Face à ces pratiques, certains éditeurs se sont drapés de leur traditionnel discours sur la culture littéraire et l’importance du livre mais « ce sont les mêmes qui envoient des palettes entières de best-seller chez Costco pour financer les livres qui ne font pas d’argent » comme ne manque pas de faire remarquer Pascal Genêt, professionnel de l’édition et chargé de cours à McGill.
Il poursuit en expliquant que « ce qui est intéressant dans le débat, c’est le déplacement des enjeux qu’il y a eu. Au départ le débat était vraiment autour de la protection des libraires indépendants. Mais plus on a avancé dans la commission, plus on s’est aperçu que les enjeux étaient importants ».
Des enjeux qui dépassent le cadre du livre
Ces enjeux représentent de véritables débats de société, autour de la question de l’éducation notamment. Le mérite du débat sur le prix du livre est d’avoir au moins soulevé d’autres questions, en particulier sur l’alphabétisation. À l’occasion des débats, des chiffres affligeants sont sortis : un Québécois sur deux serait analphabète fonctionnel, c’est-à-dire qu’il peut écrire son nom, lire un menu de restaurant ou un article dans le Journal de Montréal, mais pas beaucoup plus. Parmi eux, on trouverait 800 000 analphabètes. D’autres problèmes préoccupants ont refait surface, comme la baisse des taux de fréquentation des écoles en province. C’est donc un sujet primordial que la commission fait ressortir, qui dépasse largement le prix unique.

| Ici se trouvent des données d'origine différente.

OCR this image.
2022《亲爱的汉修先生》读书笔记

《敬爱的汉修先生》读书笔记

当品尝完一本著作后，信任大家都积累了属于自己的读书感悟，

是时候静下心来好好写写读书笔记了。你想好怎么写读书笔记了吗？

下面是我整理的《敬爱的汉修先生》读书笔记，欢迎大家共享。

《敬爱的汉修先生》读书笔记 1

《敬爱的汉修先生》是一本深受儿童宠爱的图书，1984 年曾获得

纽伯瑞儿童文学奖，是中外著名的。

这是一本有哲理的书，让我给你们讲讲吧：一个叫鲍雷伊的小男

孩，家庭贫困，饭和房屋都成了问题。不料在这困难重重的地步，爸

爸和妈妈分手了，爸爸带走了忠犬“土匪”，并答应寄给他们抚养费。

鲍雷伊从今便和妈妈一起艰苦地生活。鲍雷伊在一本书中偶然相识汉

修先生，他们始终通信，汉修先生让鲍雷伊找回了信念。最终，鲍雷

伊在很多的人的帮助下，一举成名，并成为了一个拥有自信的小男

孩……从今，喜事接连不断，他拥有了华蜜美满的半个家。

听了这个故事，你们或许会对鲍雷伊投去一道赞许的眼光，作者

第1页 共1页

Un autre enjeu vers lequel le débat s’est déplacé est le modèle économique de la librairie comme moyen de distribution des livres. Au-delà des discours récurrents sur les fermetures de librairies, il faut en entrevoir les causes structurelles. Le premier obstacle est le problème de la relève ; qui a envie d’aller travailler 60 heures par semaine à 9 dollars de l’heure ? Les librairies, donc, ferment souvent faute de repreneur.
Aussi, la structure des coûts dans le modèle économique est telle que les marges de manœuvres sont extrêmement faibles. Un libraire touche 30 à 40% du prix de vente du livre et doit utiliser cette marge pour payer son loyer, ses employés et ses frais de fonctionnement (les frais d’entrepôts par exemple). Il est devenu presque impossible pour une librairie indépendante de s’implanter dans le centre de Montréal. On est donc devant une crise existentielle du modèle de la librairie comme modèle commercial.
Pour Pascal Genêt, « être libraire aujourd’hui, c’est faire autre chose que tenir un commerce en attendant que les gens rentrent ». Prenant l’exemple de la librairie Le Port de Tête sur l’avenue Mont-Royal, il faut s’investir dans sa communauté, faire des lancements, proposer des activités pour survivre.
Les détracteurs du prix unique souligneront que l’industrie bénéficie déjà de nombreuses aides de la part du gouvernement et provincial et fédéral. En effet, le livre imprimé est exempté de la taxe de vente du Québec, une mesure qui coûte 55 millions de dollars par an. Les éditeurs bénéficient de crédits d’impôts et d’autres mesures sur le développement des entreprises. Enfin, la création littéraire bénéficie de 3,4 millions de dollars par l’entremise du Conseil des Arts et des Lettres du Québec. Pour analyser ces chiffres, il faut déjà distinguer les différents programmes d’aides, qui englobent chacun un acteur de la chaîne du livre, au niveau de la création, de la production et de la distribution. Aussi, ces aides ne sont pas une spécificité du secteur du livre. N’importe quel secteur d’affaire bénéficie de ces aides, mais celui du livre est peut-être pointé du doigt, ne générant pas beaucoup de bénéfices. En fait, il n’y aurait pas d’industrie culturelle sans les aides de l’État, car il n’y a pas une assez grande population pour justifier une telle offre culturelle. Cela se vérifie dans l’histoire du livre au Québec, qui a véritablement débuté avec les premiers soutiens publics.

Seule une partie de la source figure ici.